Considering my past history of serious binge drinking,which has landed me in detox a few times I think my liver is over the moon that I'm on Suboxone.
Cheers,
Subie


I too used to be one that would drink occasionally..and even in the end..got away from doing a binge "drunk"...I would drink 3 or 4 tops...just for a relaxing feel...but once I started Suboxone, I quit that even. There was beer in my fridge (like one or two from a six back), when I went on Suboxone full-force...and 9 months later, there was STILL a beer in my fridge, and the last one got poured down the sink..I remember 3 or 4 months after I started Suboxone, I opened one..took about 3 sips from it..and poured the rest out. So the last beer I had stayed in the fridge nearly a year before it was thrown away.
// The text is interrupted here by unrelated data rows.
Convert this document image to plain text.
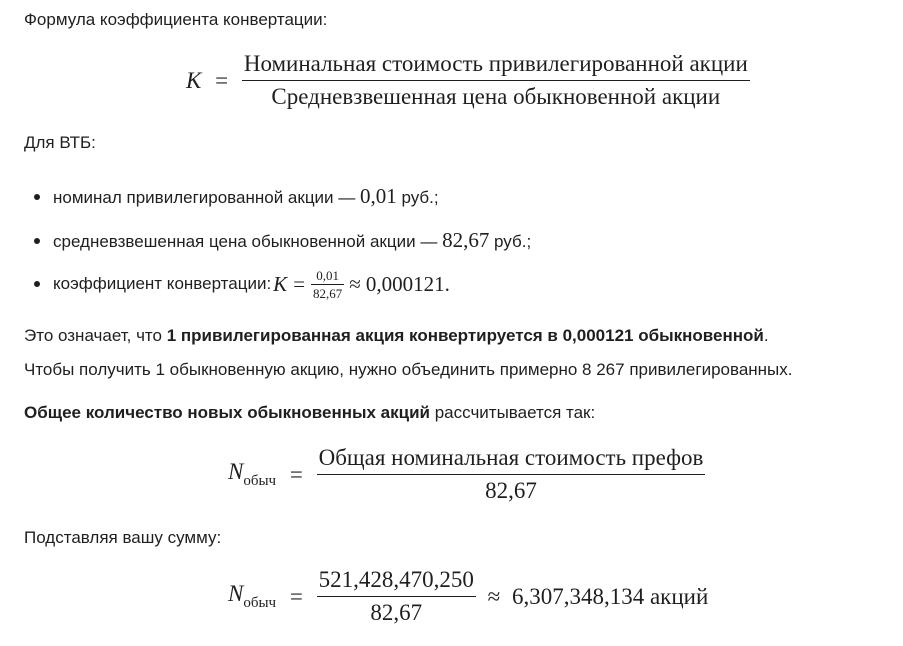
Формула коэффициента конвертации:
$K = \frac{\text{Номинальная стоимость привилегированной акции}}{\text{Средневзвешенная цена обыкновенной акции}}$
Для ВТБ:
номинал привилегированной акции — 0,01 руб.;
средневзвешенная цена обыкновенной акции — 82,67 руб.;
коэффициент конвертации: $K = \frac{0,01}{82,67} \approx 0,000121$.
Это означает, что 1 привилегированная акция конвертируется в 0,000121 обыкновенной.
Чтобы получить 1 обыкновенную акцию, нужно объединить примерно 8 267 привилегированных.
Общее количество новых обыкновенных акций рассчитывается так:
$N_{обыч} = \frac{\text{Общая номинальная стоимость префов}}{82,67}$
Подставляя вашу сумму:
$N_{обыч} = \frac{521,428,470,250}{82,67} \approx 6,307,348,134$ акций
Just doesn't really appeal to me anymore...I have never been big on drinking..done it quite a bit...but never really got "hooked" into it. But now, when I was taking pills - and chasing pills -- i remember even bragging about eating my pills with a beer, just to "kick" the pill a bit and make it feel even better. So I would start out drinking a beer to take my lortabs..then I'd take more lortabs..drink more beer..take more tabs...etc.

Oh, the things that SHOULD have happened to me...but thank God I'm here to day to tell my story!